Version 1.0 was released 9/28/22.  Version 1.1 will include:

1. "Liquid" in boid software is currently vorticities in incompressible flows—solenoidal velocity fields; find correct factor balances and set as default to describe the evolution of the field; define a field theory; align with vorticity equation; equidistant requirement—0 divergence.

2. Vortices are manifest from turbulent behavior of a fluid; flocking is a transition to a state of high order—disruptions are transient. Flocked systems, long term, allow for the emergence of bands—orientational fluctiations are built into the alignment mechanism in Reynolds' algorithms. Add methodology to make flocks read thermodynamic limit--turbulence is exhibited by fluids that are made of molecules at high density and be approximated by continuum. Flocks are nonequilibrium—organisms do not conserve energy and are active particles. Fluid models, like Navier-Stokes equations, are derived from conservation principles. Thus, explore and add Visek's model of flocking; observe correlation functions associated with turbulence and calculate metrics on Vicsek flocks and compare decay.

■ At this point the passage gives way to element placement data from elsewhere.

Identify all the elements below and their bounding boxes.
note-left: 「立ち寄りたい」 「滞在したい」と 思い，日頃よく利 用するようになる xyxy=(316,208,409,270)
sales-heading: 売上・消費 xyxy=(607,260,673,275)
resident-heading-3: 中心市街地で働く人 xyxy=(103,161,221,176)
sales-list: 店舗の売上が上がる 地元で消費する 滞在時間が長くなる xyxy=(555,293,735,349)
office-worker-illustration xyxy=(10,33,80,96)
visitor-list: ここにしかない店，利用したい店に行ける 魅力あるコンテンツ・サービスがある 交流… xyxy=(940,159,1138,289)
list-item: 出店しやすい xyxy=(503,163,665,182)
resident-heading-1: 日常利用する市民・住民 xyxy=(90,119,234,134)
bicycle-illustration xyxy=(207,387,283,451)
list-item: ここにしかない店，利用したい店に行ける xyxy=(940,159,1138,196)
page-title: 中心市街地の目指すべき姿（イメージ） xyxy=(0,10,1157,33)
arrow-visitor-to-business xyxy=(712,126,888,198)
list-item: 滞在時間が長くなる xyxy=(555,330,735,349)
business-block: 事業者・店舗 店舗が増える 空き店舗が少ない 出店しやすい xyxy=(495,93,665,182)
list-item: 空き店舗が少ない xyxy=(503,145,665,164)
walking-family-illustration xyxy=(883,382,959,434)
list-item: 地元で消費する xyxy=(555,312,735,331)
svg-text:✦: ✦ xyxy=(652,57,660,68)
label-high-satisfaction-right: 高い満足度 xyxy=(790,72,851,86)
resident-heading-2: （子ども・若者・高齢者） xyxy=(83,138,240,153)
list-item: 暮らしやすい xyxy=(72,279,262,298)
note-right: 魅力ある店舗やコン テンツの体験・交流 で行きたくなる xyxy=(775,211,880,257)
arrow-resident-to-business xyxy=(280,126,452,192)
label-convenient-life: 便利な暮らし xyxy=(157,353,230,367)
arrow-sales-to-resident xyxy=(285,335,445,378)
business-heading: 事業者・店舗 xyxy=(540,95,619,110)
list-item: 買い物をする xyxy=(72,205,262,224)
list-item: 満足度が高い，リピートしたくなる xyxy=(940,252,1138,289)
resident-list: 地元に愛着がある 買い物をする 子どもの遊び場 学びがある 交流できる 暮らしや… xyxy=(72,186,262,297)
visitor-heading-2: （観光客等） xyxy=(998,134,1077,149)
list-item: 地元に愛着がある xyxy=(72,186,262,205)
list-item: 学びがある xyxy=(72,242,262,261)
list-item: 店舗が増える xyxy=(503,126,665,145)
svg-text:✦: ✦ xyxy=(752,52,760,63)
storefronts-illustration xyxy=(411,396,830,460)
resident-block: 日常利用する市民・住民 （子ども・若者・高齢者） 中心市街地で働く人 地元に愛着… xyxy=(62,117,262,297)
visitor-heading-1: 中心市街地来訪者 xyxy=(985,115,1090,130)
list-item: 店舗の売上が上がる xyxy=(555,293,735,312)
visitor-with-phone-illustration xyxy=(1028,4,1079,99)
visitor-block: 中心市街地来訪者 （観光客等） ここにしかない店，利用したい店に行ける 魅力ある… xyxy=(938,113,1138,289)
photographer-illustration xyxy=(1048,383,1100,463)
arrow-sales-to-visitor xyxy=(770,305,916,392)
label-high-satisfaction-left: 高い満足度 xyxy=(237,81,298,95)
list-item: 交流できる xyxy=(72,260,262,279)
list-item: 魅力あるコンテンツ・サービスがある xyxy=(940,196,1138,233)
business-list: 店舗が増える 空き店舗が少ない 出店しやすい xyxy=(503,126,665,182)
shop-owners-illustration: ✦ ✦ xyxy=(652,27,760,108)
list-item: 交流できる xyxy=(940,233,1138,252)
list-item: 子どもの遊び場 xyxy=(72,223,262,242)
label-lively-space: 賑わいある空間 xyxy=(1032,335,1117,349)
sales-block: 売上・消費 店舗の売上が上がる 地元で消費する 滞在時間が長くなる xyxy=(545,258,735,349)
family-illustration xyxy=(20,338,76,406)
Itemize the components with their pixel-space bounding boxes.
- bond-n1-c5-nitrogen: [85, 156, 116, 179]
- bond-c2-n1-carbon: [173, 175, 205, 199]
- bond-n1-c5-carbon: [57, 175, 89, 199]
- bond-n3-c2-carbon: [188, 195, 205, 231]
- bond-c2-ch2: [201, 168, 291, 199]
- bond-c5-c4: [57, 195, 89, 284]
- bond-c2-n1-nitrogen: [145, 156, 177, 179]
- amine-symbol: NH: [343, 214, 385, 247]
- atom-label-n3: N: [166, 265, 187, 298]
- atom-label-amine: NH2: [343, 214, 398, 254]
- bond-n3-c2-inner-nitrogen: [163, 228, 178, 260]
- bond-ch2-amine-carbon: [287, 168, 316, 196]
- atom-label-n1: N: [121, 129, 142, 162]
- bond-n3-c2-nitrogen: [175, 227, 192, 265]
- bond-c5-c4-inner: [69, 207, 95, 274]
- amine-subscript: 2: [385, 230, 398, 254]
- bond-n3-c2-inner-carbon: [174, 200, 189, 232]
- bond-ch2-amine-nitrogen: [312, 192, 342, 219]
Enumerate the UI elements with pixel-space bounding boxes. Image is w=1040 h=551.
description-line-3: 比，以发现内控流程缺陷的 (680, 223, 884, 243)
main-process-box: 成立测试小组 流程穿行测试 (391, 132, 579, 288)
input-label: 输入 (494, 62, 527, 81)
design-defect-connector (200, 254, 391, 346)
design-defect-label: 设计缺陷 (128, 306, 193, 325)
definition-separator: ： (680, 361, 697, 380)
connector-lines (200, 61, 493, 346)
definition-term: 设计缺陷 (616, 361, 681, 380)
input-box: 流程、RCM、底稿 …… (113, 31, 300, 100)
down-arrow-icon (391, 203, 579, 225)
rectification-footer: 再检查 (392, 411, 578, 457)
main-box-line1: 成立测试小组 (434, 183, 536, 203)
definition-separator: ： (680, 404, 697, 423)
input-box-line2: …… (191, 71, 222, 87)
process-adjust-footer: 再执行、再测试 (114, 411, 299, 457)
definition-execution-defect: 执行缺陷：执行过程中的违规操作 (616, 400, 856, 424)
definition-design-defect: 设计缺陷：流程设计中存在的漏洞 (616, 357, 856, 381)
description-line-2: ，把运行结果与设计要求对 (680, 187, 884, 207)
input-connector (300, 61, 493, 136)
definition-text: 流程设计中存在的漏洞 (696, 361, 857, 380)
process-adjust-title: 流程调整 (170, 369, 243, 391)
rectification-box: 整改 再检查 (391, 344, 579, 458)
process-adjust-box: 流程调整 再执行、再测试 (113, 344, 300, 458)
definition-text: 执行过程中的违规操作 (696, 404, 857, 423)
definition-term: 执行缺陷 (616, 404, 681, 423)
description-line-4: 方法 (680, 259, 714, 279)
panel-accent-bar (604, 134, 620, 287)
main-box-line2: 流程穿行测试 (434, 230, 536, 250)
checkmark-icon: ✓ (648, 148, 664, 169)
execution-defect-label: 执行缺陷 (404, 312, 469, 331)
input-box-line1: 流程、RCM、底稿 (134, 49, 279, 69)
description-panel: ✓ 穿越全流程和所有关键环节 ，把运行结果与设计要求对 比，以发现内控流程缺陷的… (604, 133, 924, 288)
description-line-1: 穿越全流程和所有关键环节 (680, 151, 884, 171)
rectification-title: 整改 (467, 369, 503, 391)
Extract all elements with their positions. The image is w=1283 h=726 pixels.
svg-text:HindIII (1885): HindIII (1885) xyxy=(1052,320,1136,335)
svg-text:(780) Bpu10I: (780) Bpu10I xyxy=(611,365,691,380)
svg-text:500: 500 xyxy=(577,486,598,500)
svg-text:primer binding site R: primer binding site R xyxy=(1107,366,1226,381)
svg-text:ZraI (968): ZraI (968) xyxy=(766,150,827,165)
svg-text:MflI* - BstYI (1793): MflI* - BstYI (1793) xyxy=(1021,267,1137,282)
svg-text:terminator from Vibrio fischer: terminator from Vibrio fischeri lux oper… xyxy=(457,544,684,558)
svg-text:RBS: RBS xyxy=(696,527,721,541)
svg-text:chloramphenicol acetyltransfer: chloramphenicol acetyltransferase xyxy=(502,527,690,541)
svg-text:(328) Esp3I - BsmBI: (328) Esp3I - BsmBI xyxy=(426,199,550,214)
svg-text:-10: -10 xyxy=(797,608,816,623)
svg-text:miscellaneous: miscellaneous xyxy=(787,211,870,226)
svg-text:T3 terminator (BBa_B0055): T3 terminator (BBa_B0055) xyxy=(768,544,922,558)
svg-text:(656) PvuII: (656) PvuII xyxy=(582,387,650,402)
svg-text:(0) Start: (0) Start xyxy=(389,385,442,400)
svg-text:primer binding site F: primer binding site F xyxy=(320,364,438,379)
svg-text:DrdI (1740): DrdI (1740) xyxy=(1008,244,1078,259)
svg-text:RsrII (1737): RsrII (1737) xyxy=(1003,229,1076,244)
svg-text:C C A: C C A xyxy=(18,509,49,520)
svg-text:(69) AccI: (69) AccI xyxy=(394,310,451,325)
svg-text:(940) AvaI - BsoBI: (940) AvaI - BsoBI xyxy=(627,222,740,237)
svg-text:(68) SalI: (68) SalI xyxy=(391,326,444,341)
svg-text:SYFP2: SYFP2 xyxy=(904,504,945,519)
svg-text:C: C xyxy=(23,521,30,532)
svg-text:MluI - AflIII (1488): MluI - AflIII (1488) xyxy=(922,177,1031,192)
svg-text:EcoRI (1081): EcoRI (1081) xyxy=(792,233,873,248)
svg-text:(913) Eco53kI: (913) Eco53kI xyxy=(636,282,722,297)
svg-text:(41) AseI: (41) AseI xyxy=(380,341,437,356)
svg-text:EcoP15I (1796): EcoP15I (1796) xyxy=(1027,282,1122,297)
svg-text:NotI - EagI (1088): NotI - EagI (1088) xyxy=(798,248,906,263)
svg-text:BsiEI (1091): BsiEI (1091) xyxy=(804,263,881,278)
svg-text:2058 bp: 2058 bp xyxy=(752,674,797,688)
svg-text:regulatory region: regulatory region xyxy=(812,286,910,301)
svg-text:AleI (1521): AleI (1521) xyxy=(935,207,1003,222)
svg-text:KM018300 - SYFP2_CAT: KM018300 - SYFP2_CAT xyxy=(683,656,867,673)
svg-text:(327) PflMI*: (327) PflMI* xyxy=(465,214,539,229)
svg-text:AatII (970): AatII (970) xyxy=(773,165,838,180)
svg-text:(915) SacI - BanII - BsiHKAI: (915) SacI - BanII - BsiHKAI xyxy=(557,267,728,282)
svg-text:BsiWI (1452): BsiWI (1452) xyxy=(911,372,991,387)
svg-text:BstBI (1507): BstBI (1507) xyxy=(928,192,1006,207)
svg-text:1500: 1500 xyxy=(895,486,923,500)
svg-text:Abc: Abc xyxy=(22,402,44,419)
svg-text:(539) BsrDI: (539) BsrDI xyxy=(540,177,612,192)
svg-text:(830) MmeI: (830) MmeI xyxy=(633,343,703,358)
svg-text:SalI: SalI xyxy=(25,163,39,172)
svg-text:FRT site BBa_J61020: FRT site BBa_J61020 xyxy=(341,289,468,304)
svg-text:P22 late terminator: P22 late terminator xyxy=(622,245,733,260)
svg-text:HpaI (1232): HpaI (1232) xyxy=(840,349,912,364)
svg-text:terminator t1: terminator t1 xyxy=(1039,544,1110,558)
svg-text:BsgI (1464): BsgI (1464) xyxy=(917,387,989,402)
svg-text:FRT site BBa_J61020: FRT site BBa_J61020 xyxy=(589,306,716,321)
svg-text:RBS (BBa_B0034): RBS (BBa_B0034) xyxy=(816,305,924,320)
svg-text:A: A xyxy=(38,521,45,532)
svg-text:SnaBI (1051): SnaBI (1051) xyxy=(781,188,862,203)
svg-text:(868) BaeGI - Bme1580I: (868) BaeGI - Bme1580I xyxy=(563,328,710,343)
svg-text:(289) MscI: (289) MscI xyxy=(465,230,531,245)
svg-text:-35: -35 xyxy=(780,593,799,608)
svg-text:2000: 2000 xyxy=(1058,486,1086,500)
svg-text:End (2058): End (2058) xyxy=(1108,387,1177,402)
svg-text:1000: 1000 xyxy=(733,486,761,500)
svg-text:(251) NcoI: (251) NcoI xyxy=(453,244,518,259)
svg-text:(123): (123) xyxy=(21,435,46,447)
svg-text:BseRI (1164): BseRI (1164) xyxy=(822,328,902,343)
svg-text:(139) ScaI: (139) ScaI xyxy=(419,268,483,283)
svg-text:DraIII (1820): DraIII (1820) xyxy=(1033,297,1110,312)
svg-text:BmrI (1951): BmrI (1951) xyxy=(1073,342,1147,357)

3. Implement Lennard-Jones fluid experimentation.

4. Create boid system where each particle attracts to all other particles (surface tension), repel other particles (pressure), and be accelerated by velocity of other particles (viscosity)—as is for several CFD software. Optimize code so viscosity = flocking force and nozzles/walls = avoidance force + friction.

5. To model eddies, give boids spin and rotational momentum so the outer particles are rolling along the wall until free they will then curl around the end of the nozzle

6. Add atomization (particle-breakup) and pressure in the pipe as included in fuel injector program.